Common Factoring Mistakes to Avoid
Using the right specialty financing when your business needs working capital is one of the most important parts of keeping your overhead down when you’re in a financial crunch. While factoring is a great way to solve cash flow problems when you have a lot of unpaid invoices aging on your books, not all factoring agreements are going to be what you need in a given situation. That’s why you need to know about some of the basic mistakes newcomers make when working with a factor. Sidestepping these issues will help you get more out of your financing whenever you need to use this method.
First and foremost, check the fine print and make sure you understand the fees involved. They can cover a wide range, depending on the other conditions in your agreement. Generally, factors that finance your invoices without buying them outright will charge less up front, but many include penalties if the invoices go unpaid for a certain amount of time. There are even some factors with multiple penalty tiers, which can create problems for business owners who don’t know about them until there are consequences to their presence in the contract.

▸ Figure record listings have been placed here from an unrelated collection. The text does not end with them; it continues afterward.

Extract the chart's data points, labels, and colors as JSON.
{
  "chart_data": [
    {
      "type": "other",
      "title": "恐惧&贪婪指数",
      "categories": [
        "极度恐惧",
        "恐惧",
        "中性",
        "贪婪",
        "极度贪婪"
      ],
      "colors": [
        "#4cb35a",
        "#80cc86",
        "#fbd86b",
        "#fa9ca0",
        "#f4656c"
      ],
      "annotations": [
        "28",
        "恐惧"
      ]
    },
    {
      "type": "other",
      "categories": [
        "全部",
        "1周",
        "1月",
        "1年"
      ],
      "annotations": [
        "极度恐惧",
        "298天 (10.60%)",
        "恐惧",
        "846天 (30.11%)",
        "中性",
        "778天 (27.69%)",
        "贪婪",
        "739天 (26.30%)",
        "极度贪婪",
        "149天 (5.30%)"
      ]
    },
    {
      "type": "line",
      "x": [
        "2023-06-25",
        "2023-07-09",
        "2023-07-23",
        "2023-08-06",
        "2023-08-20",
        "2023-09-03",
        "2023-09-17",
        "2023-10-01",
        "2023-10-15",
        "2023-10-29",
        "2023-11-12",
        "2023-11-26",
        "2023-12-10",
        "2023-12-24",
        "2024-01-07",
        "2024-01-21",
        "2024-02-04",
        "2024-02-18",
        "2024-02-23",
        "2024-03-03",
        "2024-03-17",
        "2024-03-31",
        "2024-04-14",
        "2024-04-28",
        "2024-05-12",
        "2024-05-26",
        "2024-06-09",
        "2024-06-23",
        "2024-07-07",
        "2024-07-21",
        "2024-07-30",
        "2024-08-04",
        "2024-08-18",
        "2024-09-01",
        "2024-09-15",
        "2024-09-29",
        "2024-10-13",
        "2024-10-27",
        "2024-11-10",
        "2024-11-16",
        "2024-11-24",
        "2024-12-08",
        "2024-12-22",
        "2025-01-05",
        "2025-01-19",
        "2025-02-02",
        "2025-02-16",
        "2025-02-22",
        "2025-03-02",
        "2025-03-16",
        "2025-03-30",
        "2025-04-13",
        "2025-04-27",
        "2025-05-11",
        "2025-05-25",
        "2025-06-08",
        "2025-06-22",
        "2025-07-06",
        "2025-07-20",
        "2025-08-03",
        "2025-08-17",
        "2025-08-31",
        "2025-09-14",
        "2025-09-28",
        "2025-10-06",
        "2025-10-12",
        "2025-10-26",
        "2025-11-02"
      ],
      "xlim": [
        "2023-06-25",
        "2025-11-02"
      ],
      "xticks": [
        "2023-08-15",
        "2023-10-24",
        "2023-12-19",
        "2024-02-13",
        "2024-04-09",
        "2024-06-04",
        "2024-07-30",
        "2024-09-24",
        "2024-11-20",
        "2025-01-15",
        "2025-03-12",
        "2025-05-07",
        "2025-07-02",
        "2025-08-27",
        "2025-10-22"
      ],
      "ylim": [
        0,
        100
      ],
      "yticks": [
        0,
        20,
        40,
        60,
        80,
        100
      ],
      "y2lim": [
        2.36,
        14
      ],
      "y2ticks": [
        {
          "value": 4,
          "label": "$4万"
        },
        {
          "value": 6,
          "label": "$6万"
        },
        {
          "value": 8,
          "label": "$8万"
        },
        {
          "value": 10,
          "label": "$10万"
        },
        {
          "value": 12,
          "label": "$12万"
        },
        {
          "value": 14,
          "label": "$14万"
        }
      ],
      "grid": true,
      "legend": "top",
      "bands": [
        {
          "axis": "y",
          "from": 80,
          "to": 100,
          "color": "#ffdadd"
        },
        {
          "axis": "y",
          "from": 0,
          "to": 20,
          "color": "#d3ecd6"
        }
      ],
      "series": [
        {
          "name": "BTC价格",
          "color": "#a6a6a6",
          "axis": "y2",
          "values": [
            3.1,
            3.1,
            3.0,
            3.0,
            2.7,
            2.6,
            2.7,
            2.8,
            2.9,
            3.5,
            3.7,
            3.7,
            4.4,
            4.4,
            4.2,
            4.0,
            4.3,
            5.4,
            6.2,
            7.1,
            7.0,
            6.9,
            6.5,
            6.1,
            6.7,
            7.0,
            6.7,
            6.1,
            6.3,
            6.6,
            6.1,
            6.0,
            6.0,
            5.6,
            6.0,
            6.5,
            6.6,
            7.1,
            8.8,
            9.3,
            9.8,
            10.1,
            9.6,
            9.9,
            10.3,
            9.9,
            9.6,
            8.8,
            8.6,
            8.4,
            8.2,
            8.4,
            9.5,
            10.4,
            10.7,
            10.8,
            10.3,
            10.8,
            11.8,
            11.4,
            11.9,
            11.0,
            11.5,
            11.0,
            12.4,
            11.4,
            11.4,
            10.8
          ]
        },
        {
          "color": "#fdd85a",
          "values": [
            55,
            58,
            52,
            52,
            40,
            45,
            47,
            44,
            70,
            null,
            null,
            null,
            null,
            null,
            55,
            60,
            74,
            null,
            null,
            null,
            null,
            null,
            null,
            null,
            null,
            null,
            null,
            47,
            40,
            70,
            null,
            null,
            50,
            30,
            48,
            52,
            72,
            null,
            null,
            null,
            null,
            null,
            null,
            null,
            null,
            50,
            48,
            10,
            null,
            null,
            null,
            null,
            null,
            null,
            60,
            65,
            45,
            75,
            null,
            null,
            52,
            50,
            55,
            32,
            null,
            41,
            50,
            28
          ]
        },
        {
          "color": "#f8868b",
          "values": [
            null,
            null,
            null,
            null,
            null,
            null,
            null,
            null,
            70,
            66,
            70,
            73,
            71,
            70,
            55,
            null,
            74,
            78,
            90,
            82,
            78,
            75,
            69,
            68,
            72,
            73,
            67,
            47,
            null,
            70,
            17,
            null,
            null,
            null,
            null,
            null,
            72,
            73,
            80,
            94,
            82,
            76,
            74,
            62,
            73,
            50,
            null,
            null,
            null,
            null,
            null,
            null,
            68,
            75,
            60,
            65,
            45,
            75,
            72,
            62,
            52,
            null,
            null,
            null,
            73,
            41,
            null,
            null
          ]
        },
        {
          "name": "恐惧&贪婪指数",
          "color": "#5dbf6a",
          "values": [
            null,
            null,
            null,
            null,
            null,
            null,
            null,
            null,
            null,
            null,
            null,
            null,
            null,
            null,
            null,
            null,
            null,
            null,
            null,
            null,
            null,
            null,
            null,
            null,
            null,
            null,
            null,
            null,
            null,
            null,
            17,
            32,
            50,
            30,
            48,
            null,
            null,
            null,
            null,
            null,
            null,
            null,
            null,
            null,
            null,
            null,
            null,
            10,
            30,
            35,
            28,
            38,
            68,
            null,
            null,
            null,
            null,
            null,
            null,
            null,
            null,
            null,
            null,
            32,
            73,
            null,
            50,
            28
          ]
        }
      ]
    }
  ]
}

Another issue is clients who fail to direct payments to the factoring company they work with. Your factor takes over a collection when you make an agreement for financing, and if your customers send payment directly to you, it creates extra work for everyone. In some cases, it even invokes penalty clauses, which is why the very first thing to do is to make sure you’re aware of all the scenarios where extra fees come into play. Making sure your direct payments to the factor means being able to focus on other administrative tasks, too, and that’s a big part of the reason this financing is worth it to many business owners.
Last but not least, make sure you aren’t submitting purchase orders as invoices. If you want to factor purchase orders, there are some financing companies who will do that, but most factors are only going to take invoices. Even if you do find one that will finance both, those are two separate negotiations. You can’t pool them into one group and finance a mix of invoices and purchase orders because the actuarial tables for the two types of financing aren’t compatible. Beyond those major issues, remember to give your financing company time to process the paperwork before you need payment. Factoring is faster than most other forms of financing, but it is not an instantaneous process.